Enclosure, Sheean, Co. Kildare
Co. Kildare |
Enclosures
In a tilled field near Sheean in County Kildare, something circular and long-buried has left its mark on the land, visible not to the eye on the ground but to a camera looking straight down from above. A cropmark, roughly fifteen metres in diameter, traces what appears to be a small enclosed area once ringed by a fosse, a defensive or boundary ditch, that has since been filled in and smoothed over by centuries of agriculture.
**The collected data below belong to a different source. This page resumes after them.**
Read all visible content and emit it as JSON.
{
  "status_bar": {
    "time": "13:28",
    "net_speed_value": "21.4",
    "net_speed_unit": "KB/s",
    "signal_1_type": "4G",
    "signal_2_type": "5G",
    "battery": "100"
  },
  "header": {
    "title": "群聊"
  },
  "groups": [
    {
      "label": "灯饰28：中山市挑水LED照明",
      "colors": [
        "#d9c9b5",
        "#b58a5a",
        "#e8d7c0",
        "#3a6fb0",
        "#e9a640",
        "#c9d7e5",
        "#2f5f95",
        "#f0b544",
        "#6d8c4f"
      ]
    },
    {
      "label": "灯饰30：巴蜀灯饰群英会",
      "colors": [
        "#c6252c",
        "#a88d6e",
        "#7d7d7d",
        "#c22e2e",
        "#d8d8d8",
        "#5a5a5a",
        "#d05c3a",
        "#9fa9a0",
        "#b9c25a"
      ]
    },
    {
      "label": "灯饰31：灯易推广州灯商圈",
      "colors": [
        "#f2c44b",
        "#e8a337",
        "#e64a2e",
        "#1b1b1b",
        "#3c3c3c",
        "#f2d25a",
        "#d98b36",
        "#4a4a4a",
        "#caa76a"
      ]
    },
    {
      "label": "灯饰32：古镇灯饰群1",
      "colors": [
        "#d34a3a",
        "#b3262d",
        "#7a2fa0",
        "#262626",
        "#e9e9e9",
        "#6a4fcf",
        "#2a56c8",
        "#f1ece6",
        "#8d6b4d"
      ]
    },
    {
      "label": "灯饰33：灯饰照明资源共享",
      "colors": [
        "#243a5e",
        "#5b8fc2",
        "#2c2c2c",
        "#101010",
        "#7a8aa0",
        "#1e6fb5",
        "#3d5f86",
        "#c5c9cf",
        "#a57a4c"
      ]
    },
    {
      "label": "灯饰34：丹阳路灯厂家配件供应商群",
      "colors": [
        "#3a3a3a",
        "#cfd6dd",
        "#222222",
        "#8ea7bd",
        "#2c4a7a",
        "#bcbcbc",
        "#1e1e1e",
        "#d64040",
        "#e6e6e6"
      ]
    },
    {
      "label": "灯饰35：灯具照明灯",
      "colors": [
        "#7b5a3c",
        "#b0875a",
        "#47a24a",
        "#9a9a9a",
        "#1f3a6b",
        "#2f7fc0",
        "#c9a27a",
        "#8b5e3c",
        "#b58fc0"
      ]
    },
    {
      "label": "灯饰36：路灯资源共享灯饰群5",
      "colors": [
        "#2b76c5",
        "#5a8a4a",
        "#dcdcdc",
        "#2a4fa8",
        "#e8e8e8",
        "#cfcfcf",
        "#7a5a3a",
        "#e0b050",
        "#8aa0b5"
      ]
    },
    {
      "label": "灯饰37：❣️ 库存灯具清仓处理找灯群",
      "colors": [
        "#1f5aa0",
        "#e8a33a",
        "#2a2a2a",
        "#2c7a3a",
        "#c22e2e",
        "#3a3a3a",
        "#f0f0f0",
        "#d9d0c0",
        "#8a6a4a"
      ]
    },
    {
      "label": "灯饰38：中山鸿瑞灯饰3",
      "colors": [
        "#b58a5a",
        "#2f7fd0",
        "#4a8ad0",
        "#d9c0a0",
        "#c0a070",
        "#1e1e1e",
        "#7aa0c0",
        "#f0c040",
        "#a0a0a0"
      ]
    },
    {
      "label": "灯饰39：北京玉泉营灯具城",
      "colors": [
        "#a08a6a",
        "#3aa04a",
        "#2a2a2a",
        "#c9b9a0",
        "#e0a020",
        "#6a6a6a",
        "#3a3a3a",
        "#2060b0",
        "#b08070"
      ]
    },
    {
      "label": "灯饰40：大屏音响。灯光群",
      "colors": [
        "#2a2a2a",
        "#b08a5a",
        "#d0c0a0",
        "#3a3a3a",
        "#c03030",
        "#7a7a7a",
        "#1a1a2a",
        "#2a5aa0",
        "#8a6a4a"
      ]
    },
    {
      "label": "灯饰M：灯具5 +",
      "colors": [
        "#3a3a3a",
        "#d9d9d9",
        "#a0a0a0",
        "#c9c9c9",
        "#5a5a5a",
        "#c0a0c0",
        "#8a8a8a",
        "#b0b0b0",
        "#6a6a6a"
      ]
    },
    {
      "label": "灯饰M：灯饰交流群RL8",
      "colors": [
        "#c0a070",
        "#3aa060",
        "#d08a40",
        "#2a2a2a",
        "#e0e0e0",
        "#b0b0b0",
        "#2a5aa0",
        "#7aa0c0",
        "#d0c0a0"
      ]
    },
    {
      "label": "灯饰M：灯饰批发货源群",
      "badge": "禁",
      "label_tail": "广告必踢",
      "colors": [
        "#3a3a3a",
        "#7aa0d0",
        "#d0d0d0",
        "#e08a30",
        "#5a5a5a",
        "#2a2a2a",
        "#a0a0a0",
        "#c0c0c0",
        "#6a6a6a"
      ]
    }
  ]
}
Cropmarks form when buried features affect how plants grow above them. Filled ditches tend to retain more moisture than the surrounding subsoil, producing lusher, darker growth in dry conditions, while buried walls or compacted surfaces can have the opposite effect, leaving paler, thinner strips. In this case, the circular outline of a back-filled fosse, a ditch that would originally have encircled some kind of enclosure, showed up in aerial imagery in the kind of detail that ground-level inspection would entirely miss. Enclosures of this type are scattered across the Irish midlands and come in a considerable range of sizes and dates; a diameter of around fifteen metres places this one at the smaller end of the scale, more consistent with a ringfort or an early medieval farmstead boundary than with a large ceremonial or defensive site, though without excavation any such interpretation remains provisional.